Scottish independence will never be off the table until it happens, Scottish First Minister Nicola Sturgeon said on Monday.
Sturgeon, speaking at Thomson Reuters in London, said that just under half of the Scottish electorate still supported independence.
"There will be different opinions as to whether we should do that now or in five years or ten years time, but with that body of opinion, a constitutional option like independence is not going to be off the table," she said.
Sturgeon said that when there was clarity on the shape of the Brexit deal between the United Kingdom and the EU then she would be ready to give more details about Scotland's attitude towards a new independence vote.
"I'm not sure independence will ever be off the table until it's realized," she said.
Scots voted 55-45 to stay in the United Kingdom in a 2014 referendum, while the United Kingdom voted 52-48 to leave the EU in the 2016 Brexit vote.
Sturgeon said her party had launched a commission to examine the policy options for its stance on the currency of an independent Scotland. It will report within the next few weeks.
"My party does not propose or support using the euro, so the options the commission has been looking at: sterling in a currency union, sterling outwith a currency union, or a process that would lead to a distinctive Scottish currency over time," she said.

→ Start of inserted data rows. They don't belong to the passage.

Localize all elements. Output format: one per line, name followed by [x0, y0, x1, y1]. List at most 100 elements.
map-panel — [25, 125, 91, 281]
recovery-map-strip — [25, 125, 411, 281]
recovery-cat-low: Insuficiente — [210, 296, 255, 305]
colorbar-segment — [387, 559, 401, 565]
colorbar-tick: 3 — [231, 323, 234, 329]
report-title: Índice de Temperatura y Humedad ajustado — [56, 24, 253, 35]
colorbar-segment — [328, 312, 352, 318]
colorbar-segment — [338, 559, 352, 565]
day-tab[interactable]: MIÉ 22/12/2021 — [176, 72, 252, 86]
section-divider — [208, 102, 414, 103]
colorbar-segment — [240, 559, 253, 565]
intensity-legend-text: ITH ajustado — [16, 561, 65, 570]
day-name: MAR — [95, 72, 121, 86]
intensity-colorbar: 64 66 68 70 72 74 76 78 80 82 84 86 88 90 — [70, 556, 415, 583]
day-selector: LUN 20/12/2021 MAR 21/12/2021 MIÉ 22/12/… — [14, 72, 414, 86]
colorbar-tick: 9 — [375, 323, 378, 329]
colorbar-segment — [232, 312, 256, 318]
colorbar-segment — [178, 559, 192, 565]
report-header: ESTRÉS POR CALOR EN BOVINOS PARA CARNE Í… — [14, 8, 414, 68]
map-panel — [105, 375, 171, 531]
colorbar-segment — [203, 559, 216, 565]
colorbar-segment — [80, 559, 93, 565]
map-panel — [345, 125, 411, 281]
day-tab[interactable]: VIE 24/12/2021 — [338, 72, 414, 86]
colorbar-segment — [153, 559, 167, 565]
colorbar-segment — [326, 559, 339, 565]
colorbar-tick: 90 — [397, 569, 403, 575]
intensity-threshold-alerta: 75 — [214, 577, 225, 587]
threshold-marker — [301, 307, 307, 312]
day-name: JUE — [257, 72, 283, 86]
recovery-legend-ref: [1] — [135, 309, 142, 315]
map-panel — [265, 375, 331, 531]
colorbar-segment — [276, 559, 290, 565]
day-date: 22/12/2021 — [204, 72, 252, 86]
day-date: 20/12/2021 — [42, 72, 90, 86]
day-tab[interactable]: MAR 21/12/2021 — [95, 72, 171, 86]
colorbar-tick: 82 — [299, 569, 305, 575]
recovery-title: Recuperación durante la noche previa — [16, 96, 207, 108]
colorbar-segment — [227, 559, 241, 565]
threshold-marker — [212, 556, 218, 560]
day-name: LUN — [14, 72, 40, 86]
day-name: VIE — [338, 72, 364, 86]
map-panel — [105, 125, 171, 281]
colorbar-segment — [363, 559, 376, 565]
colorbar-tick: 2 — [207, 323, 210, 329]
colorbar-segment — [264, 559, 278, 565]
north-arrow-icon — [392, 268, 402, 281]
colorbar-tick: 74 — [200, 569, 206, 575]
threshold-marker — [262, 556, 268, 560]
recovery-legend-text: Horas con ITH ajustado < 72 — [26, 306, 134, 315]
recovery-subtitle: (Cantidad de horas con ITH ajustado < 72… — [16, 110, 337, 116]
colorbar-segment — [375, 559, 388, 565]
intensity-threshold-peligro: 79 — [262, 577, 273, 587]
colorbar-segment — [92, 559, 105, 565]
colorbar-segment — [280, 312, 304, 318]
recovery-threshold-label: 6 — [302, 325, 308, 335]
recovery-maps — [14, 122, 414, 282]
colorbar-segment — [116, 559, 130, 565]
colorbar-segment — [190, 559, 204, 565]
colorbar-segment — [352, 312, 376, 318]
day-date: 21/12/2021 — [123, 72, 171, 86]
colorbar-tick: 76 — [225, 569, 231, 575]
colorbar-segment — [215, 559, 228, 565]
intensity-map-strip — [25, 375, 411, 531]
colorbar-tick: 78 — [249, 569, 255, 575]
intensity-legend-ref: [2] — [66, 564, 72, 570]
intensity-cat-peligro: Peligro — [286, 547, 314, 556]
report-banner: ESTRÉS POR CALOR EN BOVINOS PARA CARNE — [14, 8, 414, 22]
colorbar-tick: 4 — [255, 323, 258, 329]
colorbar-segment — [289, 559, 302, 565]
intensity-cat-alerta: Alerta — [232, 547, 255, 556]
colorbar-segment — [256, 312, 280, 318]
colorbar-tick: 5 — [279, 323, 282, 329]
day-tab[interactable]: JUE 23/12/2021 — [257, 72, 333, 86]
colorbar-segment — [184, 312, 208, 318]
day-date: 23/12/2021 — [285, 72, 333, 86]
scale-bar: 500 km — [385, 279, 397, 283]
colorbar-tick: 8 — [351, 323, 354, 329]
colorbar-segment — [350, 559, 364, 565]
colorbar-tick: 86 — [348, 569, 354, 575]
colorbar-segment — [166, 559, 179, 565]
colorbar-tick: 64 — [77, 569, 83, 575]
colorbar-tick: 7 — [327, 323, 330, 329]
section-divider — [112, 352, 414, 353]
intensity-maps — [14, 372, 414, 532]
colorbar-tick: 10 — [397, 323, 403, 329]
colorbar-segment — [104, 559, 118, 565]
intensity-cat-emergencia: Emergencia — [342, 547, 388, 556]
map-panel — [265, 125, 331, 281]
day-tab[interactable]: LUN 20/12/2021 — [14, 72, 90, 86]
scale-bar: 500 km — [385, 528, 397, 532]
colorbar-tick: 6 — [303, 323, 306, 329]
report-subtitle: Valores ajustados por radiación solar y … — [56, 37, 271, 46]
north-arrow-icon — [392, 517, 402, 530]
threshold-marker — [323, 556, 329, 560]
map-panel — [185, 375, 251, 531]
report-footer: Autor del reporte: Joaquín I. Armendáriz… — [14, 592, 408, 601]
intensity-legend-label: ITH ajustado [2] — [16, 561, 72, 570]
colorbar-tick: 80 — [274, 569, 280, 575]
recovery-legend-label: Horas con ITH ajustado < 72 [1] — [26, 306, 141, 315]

On the topic of a much-awaited Brexit deal, Sturgeon said she felt there was no majority for a hard exit in the country but that the United Kingdom was at a juncture when momentum could swing either towards a softer Brexit or a "no deal" Brexit.
"At some point that majority for the least damaging Brexit, a softer Brexit, at some point has to assert itself," Sturgeon told a discussion at Thomson Reuters in London.
"The danger, if I am being less optimistic, or pessimistic, is that the whole process crashes before that can emerge because time is running out and the clock is ticking."
Both the EU and the U.K. need an agreement to keep trade flowing between the world's biggest trading bloc and the sixth largest global economy, though a transition period until the end of 2020 could limit the disruption to global trade.
May is trying to strike a trade deal with the EU by October while at the same time negotiating with her party and senior members of her divided minority government over Brexit.
The other 27 members of the EU combined have about five times the economic might of Britain. They also have a strong incentive to deny the U.K. a deal so attractive it might encourage others to follow the British example.
"I guess there is a real risk - probably a greater risk today than there was three, six, nine months ago - of the whole process falling apart," Sturgeon said. "There is a real risk of a no deal Brexit and that would be pretty catastrophic."
Sturgeon, who commands 35 Scottish National Party lawmakers in the Westminster parliament, said there was a real chance of parliament forcing the government to remain in the customs union.